Кзума, Мейзи и Элиза вышли.
Две немолодые женщины, знавшие и любившие Папашу, когда он не был еще старым пропойцей, остались с ним.
Огни во Вредедорпе и в Малайской слободе погасли, люди легли спать. Улицы были безлюдны, когда Кзума пошел на работу, один. Элиза не пошла его провожать.
С работы он вернулся наутро прямо к Лии. Застал ее в той же позе, что и накануне, — она все еще сидела над пустой оболочкой, бывшей когда-то Папашей.
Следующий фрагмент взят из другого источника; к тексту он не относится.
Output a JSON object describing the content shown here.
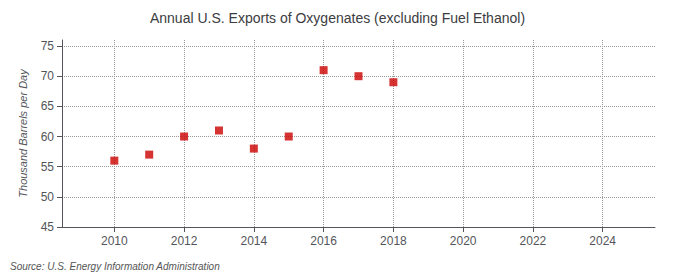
{
  "chart_data": {
    "type": "scatter",
    "title": "Annual U.S. Exports of Oxygenates (excluding Fuel Ethanol)",
    "ylabel": "Thousand Barrels per Day",
    "annotations": [
      "Source: U.S. Energy Information Administration"
    ],
    "x": [
      2010,
      2011,
      2012,
      2013,
      2014,
      2015,
      2016,
      2017,
      2018
    ],
    "values": [
      56.0,
      57.0,
      60.0,
      61.0,
      58.0,
      60.0,
      71.0,
      70.0,
      69.0
    ],
    "color": "#cc0000",
    "marker": "square",
    "xlim": [
      2008.5,
      2025.5
    ],
    "ylim": [
      45,
      76
    ],
    "xticks": [
      2010,
      2012,
      2014,
      2016,
      2018,
      2020,
      2022,
      2024
    ],
    "yticks": [
      45,
      50,
      55,
      60,
      65,
      70,
      75
    ],
    "grid": true
  }
}
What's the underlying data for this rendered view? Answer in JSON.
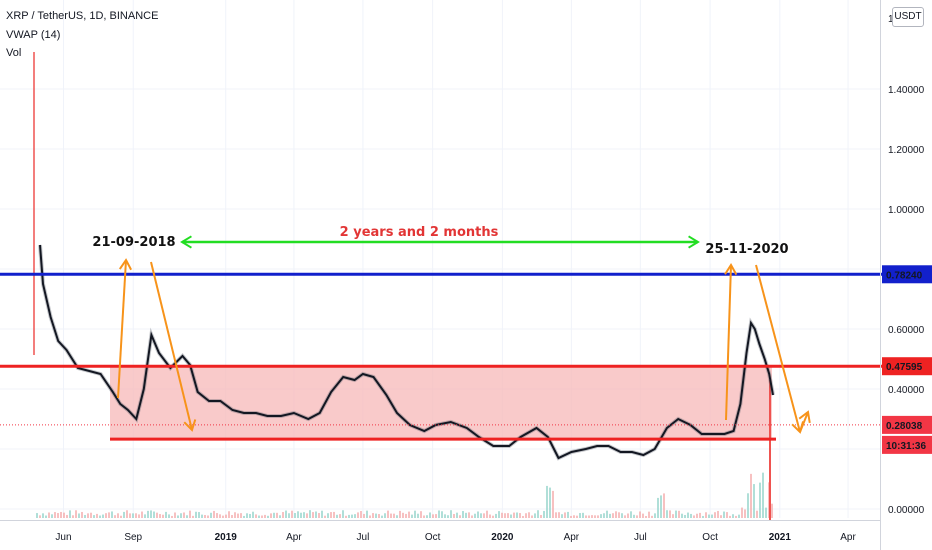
{
  "header": {
    "symbol_line": "XRP / TetherUS, 1D, BINANCE",
    "indicator": "VWAP (14)",
    "volume": "Vol"
  },
  "currency_button": "USDT",
  "colors": {
    "price_line": "#131722",
    "resistance": "#1220cc",
    "support": "#ee2222",
    "zone_fill": "#f7b8b8",
    "arrow": "#f7931a",
    "span_arrow": "#22dd22",
    "span_text": "#e23535",
    "current_price": "#f23645"
  },
  "annotations": {
    "span_text": "2 years and 2 months",
    "date_left": "21-09-2018",
    "date_right": "25-11-2020"
  },
  "price_tags": [
    {
      "name": "resistance-price-tag",
      "label": "0.78240",
      "value": 0.7824,
      "color": "#1220cc"
    },
    {
      "name": "zone-top-price-tag",
      "label": "0.47595",
      "value": 0.47595,
      "color": "#ee2222"
    },
    {
      "name": "current-price-tag",
      "label": "0.28038",
      "value": 0.28038,
      "color": "#f23645"
    },
    {
      "name": "countdown-tag",
      "label": "10:31:36",
      "value": 0.2328,
      "color": "#f23645"
    }
  ],
  "chart_data": {
    "type": "line",
    "title": "XRP / TetherUS, 1D, BINANCE",
    "y_ticks": [
      "1.40000",
      "1.20000",
      "1.00000",
      "0.60000",
      "0.40000",
      "0.00000"
    ],
    "y_tick_values": [
      1.4,
      1.2,
      1.0,
      0.6,
      0.4,
      0.0
    ],
    "x_ticks": [
      "Jun",
      "Sep",
      "2019",
      "Apr",
      "Jul",
      "Oct",
      "2020",
      "Apr",
      "Jul",
      "Oct",
      "2021",
      "Apr"
    ],
    "x_tick_dates": [
      "2018-06-01",
      "2018-09-01",
      "2019-01-01",
      "2019-04-01",
      "2019-07-01",
      "2019-10-01",
      "2020-01-01",
      "2020-04-01",
      "2020-07-01",
      "2020-10-01",
      "2021-01-01",
      "2021-04-01"
    ],
    "series": [
      {
        "name": "VWAP (14)",
        "x": [
          "2018-05-01",
          "2018-05-05",
          "2018-05-15",
          "2018-05-25",
          "2018-06-05",
          "2018-06-20",
          "2018-07-05",
          "2018-07-20",
          "2018-08-05",
          "2018-08-15",
          "2018-08-25",
          "2018-09-05",
          "2018-09-15",
          "2018-09-25",
          "2018-10-05",
          "2018-10-20",
          "2018-11-05",
          "2018-11-15",
          "2018-11-25",
          "2018-12-10",
          "2018-12-25",
          "2019-01-10",
          "2019-01-25",
          "2019-02-10",
          "2019-02-25",
          "2019-03-15",
          "2019-04-01",
          "2019-04-20",
          "2019-05-05",
          "2019-05-20",
          "2019-06-05",
          "2019-06-20",
          "2019-07-01",
          "2019-07-15",
          "2019-08-01",
          "2019-08-15",
          "2019-09-01",
          "2019-09-20",
          "2019-10-05",
          "2019-10-25",
          "2019-11-15",
          "2019-12-01",
          "2019-12-20",
          "2020-01-10",
          "2020-01-25",
          "2020-02-15",
          "2020-03-01",
          "2020-03-15",
          "2020-04-01",
          "2020-04-20",
          "2020-05-05",
          "2020-05-20",
          "2020-06-05",
          "2020-06-20",
          "2020-07-05",
          "2020-07-20",
          "2020-08-05",
          "2020-08-20",
          "2020-09-05",
          "2020-09-20",
          "2020-10-05",
          "2020-10-20",
          "2020-11-01",
          "2020-11-10",
          "2020-11-18",
          "2020-11-24",
          "2020-11-29",
          "2020-12-05",
          "2020-12-12",
          "2020-12-18",
          "2020-12-23"
        ],
        "y": [
          0.88,
          0.75,
          0.64,
          0.56,
          0.53,
          0.47,
          0.46,
          0.45,
          0.39,
          0.35,
          0.33,
          0.3,
          0.4,
          0.58,
          0.52,
          0.47,
          0.51,
          0.48,
          0.39,
          0.36,
          0.36,
          0.33,
          0.32,
          0.32,
          0.31,
          0.31,
          0.32,
          0.3,
          0.32,
          0.39,
          0.44,
          0.43,
          0.45,
          0.44,
          0.38,
          0.32,
          0.28,
          0.26,
          0.28,
          0.29,
          0.27,
          0.24,
          0.21,
          0.21,
          0.24,
          0.27,
          0.24,
          0.17,
          0.19,
          0.2,
          0.21,
          0.21,
          0.19,
          0.19,
          0.18,
          0.2,
          0.27,
          0.3,
          0.28,
          0.25,
          0.25,
          0.25,
          0.26,
          0.35,
          0.52,
          0.62,
          0.6,
          0.55,
          0.5,
          0.45,
          0.38
        ]
      }
    ],
    "levels": {
      "resistance": 0.7824,
      "zone_top": 0.47595,
      "support": 0.2328,
      "current": 0.28038
    },
    "ylim": [
      -0.02,
      1.56
    ],
    "xlim": [
      "2018-04-16",
      "2021-05-10"
    ],
    "grid": true,
    "legend": "top-left"
  }
}
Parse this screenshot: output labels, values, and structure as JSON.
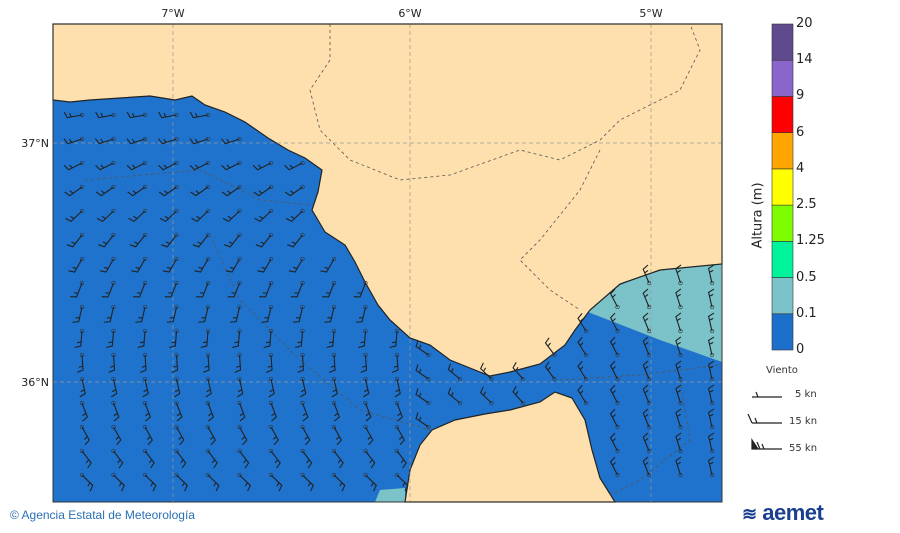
{
  "map": {
    "lon_ticks": [
      "7°W",
      "6°W",
      "5°W"
    ],
    "lat_ticks": [
      "37°N",
      "36°N"
    ],
    "colors": {
      "sea": "#1f73cc",
      "land": "#fde0ad",
      "coast": "#222222"
    }
  },
  "colorbar": {
    "title": "Altura (m)",
    "labels": [
      "0",
      "0.1",
      "0.5",
      "1.25",
      "2.5",
      "4",
      "6",
      "9",
      "14",
      "20"
    ],
    "colors": [
      "#1c6fcb",
      "#7bc3c9",
      "#00f39a",
      "#7efc00",
      "#ffff00",
      "#ffa500",
      "#ff0000",
      "#8a66cc",
      "#5e4a8d"
    ]
  },
  "wind_legend": {
    "title": "Viento",
    "items": [
      "5 kn",
      "15 kn",
      "55 kn"
    ]
  },
  "footer": {
    "copyright": "© Agencia Estatal de Meteorología",
    "logo": "aemet"
  }
}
Мейзи и Элиза не пошли на работу. Вместе приготовили все для похорон. Вся улица помогала. Народу набралось не протолкнуться. Улица знала Папашу и любила. Кое-кто из стариков помнил его в молодости, когда он был такой мужчина, каких Опора и не видывала. Они говорили о нем тепло, с любовью. Заходили гуськом в комнату проститься с ним. Потом уступали место другим. Их были сотни.
Лия и Опора вдвоем обмыли и убрали Папашу. Других они стали пускать в комнату, только когда он уже лежал в гробу.
Лия была молчалива и холодна. Говорила только с Опорой. Ни одной слезы не пролила.
Весеннее солнце стояло высоко, когда Папашу похоронили на кладбище для африканцев на холме близ Вредедорпа.
Лина, подруга Йоханнеса, выпущенная в тот день из тюрьмы, плакала, не осушая глаз.
В голове могильного холмика Папаше поставили крест с номером. А под номером написали его имя. Звали его Франсис Ндабула…
Какое-то время Папашу будут оплакивать, а потом забудут, и поминать его имя будут редко. В конце концов главным местным пьяницей станет какой-нибудь другой старик, его, возможно, тоже прозовут Папашей. А того Папашу, Франсиса Ндабулу, забудут совсем. Будут вспоминать только в доме, где он жил, да и там память о нем постепенно станет слабой, туманной. Такова жизнь….
В вечер похорон Лия напилась. В доску. Кзума видел ее такой впервые. Она все время смеялась. Откидывая голову, притоптывала и, держась за бока, хохотала. И так раз за разом. Глубокий, радостный поток смеха словно омывал ее всю.
Элизу это злило, она не стала разговаривать с Лией. А Мейзи была с Лией ласкова. Обращалась с ней, как с ребенком. Велела делать то, другое, и Лия слушалась. Кзума заметил, как она смотрит на Лию и кивает головой. А раз услышал, как она сказала: «Бедная Лия».
Но Лия была пьяная и счастливая. Она всех звала в гости и поила даром. Пиво лилось рекой. Но тех, кто заговаривал про Папашу, тут же изгоняла, для них бесплатного пива не было, и продать им пива в доме Лии в этот вечер отказывались.